I told the girl I loved that by the time the white man came into this rugged area, not many Indians were left, and the explorers found only a vast wilderness broken here and there by old “ghost fields” that Indians had once cultivated, and by the remnants of Indian “ghost villages” long abandoned. There was still plenty of game in the hills and the soil of the bottomlands was rich, but, for whatever reason, disease, intertribal warfare, the Indians had mosdy vanished. But it was curious, I told her, that many of the Indians’ origin legends and creation myths were set in the mountains of West Virginia. Maybe the old pyramidal mountains of West Virginia had simply become too mythological, too sacred, too full of the ghosts of ancient ancestors for the profanity of everyday Indian life. Finally they had visited that religious landscape, that cult arena, that they had come to call the Land of the Sky People, only for ceremonial rites of passage or to pray.
—How do you know all this neat Indian stuff? the hip, poetic, pale girl who I loved wanted to know. —Indian stuff has always just blown my mind, man, she added.
—Because of all the Indian blood that flows in my veins, I informed her. We had piled dry leaves at the base of a large rock to sit upon while we leisurely nibbled our apples and cheese and bread and sipped our jug red wine and passed the Pernod-soaked joints, which really hit the spot, by the way. As the afternoon slowly lengthened into evening, we watched down the slope through the limbs of the bare trees as the lights began to come on in the valley below, which from such a height as ours looked so frail, those valley lights, the bleached halo about each one seeming so small yet resilient in the falling darkness. I had whispered to that hip, poetic, pale girl I loved how there was Indian blood flowing in my veins from both sides of my family, blood I could trace back through my mother’s lineage to the great Shawnee warrior-chief Cornstalk, and on my father’s side to the great Delaware shaman, priest, and poet-prophet, Chief Bull, who Bulltown on the Little Kanawha River was named after. Which accounted for my own Indian middle-name, Alfonsohontas, which translated roughly as “he who can carry his tale.”
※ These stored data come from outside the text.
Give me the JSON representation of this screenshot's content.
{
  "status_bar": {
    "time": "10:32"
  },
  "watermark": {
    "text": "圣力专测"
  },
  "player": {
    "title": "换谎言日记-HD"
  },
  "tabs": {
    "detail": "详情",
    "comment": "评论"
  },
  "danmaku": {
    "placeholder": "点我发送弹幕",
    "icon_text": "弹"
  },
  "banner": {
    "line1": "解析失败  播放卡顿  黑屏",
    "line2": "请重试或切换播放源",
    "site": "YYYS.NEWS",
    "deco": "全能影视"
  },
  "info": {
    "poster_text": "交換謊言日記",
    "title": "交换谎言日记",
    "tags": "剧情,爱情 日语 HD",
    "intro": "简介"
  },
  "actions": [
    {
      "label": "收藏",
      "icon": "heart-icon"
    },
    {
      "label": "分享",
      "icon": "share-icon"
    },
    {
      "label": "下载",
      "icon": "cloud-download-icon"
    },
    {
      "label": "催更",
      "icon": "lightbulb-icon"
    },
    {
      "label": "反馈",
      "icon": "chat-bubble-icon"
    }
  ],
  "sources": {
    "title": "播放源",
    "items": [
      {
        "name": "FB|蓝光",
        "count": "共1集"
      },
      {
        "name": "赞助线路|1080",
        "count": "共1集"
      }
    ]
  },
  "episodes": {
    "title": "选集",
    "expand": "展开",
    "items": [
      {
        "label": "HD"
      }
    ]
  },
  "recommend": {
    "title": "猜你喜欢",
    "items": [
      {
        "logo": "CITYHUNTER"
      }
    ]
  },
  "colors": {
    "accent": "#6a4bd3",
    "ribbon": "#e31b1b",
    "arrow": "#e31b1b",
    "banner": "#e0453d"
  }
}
What I can remember to this day is how the dry leaves gently scratched my bare back and crackled sweetly, and how the clean smell of the fall air rose from the cool, smooth skin of the girl I loved. But then suddenly she screamed, that girl I loved, and jumped up off of me, and covered her perfect, pale breasts with her arms, then pointed toward the darkness under an old oak and screamed again.
—Whatwhatwhatwhatwhat? I was curious to know.
—I saw him, man! the hip, poetic girl screamed and pointed under the tree.
—Saw who saw who saw who? I inquired. I jumped up and looked about wildly.
—Something! Fucking somebody! A fucking Indian, man! the girl I loved wailed and began to frantically pull her clothes on, as she slid and slipped down the steep mountainside.
—What fucken Indian? I inquired, as I put up my dukes and spun around and around. —What fucken Indian? I don’t see any fucken Indian!
And I didn’t. But that girl I loved sure had seen something. And I could hear that hip, poetic girl whimper shitshitshit as she scrambled down the mountain, her lovely pale back soon lost to my sight in the encroachment of night.